Often asked: What Soil Does Viburnum Tinus Like?

Viburnum tinus Growing and Care Guide Soil should be moist with good drainage. Ideally, soil should be humus rich, fairly fertile and, nematode-free. Laurustinus will tolerate slightly alkaline to acidic soils, and will survive in poorer soils. Space plants at 36 to 60 inches (90 – 150 cm).

What soil does viburnum like?

They like a cool root run so avoid a hot dry position. They like moist, well-drained fertile soil and don’t mind if it is in full sun or partial shade.

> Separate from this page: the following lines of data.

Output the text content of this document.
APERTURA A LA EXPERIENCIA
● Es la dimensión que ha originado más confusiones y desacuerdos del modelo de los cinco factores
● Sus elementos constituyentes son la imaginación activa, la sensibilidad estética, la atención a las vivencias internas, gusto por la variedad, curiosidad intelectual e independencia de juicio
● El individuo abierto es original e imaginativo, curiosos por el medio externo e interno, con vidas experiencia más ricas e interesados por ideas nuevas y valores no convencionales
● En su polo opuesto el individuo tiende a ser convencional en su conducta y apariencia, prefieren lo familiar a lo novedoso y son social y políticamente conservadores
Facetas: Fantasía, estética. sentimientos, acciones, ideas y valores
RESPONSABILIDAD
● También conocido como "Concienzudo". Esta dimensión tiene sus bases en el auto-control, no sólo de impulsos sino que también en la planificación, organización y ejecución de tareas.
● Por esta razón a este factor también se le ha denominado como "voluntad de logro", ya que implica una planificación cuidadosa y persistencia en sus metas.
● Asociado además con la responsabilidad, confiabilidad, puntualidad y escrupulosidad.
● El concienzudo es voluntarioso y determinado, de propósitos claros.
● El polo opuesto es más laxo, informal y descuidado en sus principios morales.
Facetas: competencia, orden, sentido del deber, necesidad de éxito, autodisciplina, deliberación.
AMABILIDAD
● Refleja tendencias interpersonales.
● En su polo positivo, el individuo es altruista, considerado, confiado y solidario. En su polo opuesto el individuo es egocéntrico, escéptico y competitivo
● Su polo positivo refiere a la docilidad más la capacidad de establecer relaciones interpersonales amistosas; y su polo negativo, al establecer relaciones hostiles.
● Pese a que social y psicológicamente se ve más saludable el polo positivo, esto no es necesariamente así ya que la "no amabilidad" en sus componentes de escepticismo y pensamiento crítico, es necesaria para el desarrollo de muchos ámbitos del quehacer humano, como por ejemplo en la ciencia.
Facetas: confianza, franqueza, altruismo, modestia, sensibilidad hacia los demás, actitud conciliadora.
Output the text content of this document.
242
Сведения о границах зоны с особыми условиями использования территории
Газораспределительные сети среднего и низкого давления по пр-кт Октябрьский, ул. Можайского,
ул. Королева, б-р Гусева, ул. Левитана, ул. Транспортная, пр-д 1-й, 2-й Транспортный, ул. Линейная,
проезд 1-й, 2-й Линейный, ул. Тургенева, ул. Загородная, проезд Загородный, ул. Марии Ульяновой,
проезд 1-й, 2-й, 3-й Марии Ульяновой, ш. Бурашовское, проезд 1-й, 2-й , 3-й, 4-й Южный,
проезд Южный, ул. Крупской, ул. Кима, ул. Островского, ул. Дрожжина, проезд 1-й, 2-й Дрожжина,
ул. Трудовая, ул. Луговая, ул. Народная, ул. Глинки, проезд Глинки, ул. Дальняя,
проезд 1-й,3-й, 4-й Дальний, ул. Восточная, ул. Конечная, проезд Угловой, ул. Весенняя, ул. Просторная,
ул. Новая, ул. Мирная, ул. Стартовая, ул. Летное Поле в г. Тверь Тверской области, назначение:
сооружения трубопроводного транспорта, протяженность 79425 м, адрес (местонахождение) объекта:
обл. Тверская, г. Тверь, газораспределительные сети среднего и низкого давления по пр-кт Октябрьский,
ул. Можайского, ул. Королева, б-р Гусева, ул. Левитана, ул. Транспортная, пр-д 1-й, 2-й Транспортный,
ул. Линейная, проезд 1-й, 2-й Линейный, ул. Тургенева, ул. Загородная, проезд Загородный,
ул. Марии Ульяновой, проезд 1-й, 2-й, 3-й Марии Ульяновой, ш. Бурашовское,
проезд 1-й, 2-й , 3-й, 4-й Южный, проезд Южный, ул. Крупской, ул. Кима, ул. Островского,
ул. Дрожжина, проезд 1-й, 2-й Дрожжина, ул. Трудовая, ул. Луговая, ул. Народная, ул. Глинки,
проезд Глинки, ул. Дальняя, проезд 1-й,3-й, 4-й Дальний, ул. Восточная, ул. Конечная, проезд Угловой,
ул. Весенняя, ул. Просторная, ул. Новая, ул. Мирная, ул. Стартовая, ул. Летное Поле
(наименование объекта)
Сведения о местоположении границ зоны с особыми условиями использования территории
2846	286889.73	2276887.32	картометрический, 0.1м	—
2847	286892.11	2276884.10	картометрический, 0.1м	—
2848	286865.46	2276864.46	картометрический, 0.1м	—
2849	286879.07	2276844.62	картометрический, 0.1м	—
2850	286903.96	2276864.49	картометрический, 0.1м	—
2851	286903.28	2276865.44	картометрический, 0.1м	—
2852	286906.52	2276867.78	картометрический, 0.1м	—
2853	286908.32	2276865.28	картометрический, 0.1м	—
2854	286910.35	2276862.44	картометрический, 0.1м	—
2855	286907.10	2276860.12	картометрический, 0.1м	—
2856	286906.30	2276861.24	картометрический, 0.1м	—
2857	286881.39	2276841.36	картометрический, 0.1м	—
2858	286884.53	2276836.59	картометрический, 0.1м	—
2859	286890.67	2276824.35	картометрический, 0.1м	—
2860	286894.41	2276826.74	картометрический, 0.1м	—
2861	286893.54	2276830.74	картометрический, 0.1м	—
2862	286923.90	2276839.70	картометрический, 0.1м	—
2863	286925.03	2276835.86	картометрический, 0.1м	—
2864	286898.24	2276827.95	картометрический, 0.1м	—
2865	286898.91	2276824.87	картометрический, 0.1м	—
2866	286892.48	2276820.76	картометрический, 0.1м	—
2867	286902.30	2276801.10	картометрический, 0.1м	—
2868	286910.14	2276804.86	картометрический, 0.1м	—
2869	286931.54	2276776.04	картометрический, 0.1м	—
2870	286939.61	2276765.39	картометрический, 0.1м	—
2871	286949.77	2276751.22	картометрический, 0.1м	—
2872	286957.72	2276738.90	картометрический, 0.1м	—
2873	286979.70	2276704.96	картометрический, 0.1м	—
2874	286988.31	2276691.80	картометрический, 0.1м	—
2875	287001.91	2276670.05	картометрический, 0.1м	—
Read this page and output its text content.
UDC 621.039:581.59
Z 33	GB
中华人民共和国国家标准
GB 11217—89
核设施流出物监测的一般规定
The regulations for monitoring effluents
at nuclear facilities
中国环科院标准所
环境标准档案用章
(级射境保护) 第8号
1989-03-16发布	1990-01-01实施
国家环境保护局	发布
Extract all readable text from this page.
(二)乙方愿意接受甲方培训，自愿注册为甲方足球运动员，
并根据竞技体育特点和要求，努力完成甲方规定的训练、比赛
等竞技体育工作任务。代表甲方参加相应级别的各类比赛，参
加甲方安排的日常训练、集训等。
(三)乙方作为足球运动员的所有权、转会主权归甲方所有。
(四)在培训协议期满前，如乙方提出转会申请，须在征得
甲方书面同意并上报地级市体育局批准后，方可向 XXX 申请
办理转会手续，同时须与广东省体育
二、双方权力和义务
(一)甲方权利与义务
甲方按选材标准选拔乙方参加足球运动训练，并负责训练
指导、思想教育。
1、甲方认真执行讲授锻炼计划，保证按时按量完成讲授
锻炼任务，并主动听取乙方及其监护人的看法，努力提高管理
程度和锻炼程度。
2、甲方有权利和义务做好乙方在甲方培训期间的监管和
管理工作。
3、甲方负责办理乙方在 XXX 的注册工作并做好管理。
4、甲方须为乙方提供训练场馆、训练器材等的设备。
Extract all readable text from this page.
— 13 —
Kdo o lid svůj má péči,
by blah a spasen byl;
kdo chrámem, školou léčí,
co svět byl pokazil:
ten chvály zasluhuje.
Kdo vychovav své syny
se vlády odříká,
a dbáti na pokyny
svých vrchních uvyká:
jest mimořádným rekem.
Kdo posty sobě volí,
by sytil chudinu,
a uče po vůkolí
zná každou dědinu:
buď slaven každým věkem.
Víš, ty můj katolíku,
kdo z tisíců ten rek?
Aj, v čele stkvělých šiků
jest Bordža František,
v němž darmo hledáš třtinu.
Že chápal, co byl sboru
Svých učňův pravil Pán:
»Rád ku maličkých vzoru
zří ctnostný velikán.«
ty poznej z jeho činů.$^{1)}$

Do viburnums like acidic soil?

Most varieties of viburnum grow best in moderately acid to slightly alkaline soil between 5.5 and 8.0. The soil pH preference should be listed on the label of the plant species that you purchase.

Is Viburnum Ericaceous?

If you are looking to grow the following plants, you will need an ericaceous compost to supplement growth; Rhododendrons, Azaleas, Camellias, Hydrangeas, Holly, Fern, Gardenia, Aster, Magnolia, Pachysandra, Lupine, Pieris, Viburnum, Bleeding Heart, Japanese Maple, Juniper, Blueberries, Raspberries and Cranberries…

How do you prepare soil for viburnum?

Choose a sunny spot with well drained soil. Enrich the soil with Yates Dynamic Lifter Soil Improver & Plant Fertiliser. In areas with heavy or clay soil, to help improve soil structure and drainage, add gypsum and mix in well. Dig the planting hole twice as wide and to the same depth as the root-ball.

Can viburnum grow in clay soil?

Viburnum is an underrated evergreen shrub for clay soil. The opening of its white flowers announces the end of winter and provides a pretty backdrop for a border in early spring. Dense, compact growth make this a useful plant for screening off a view and creating a sense of enclosure in the garden.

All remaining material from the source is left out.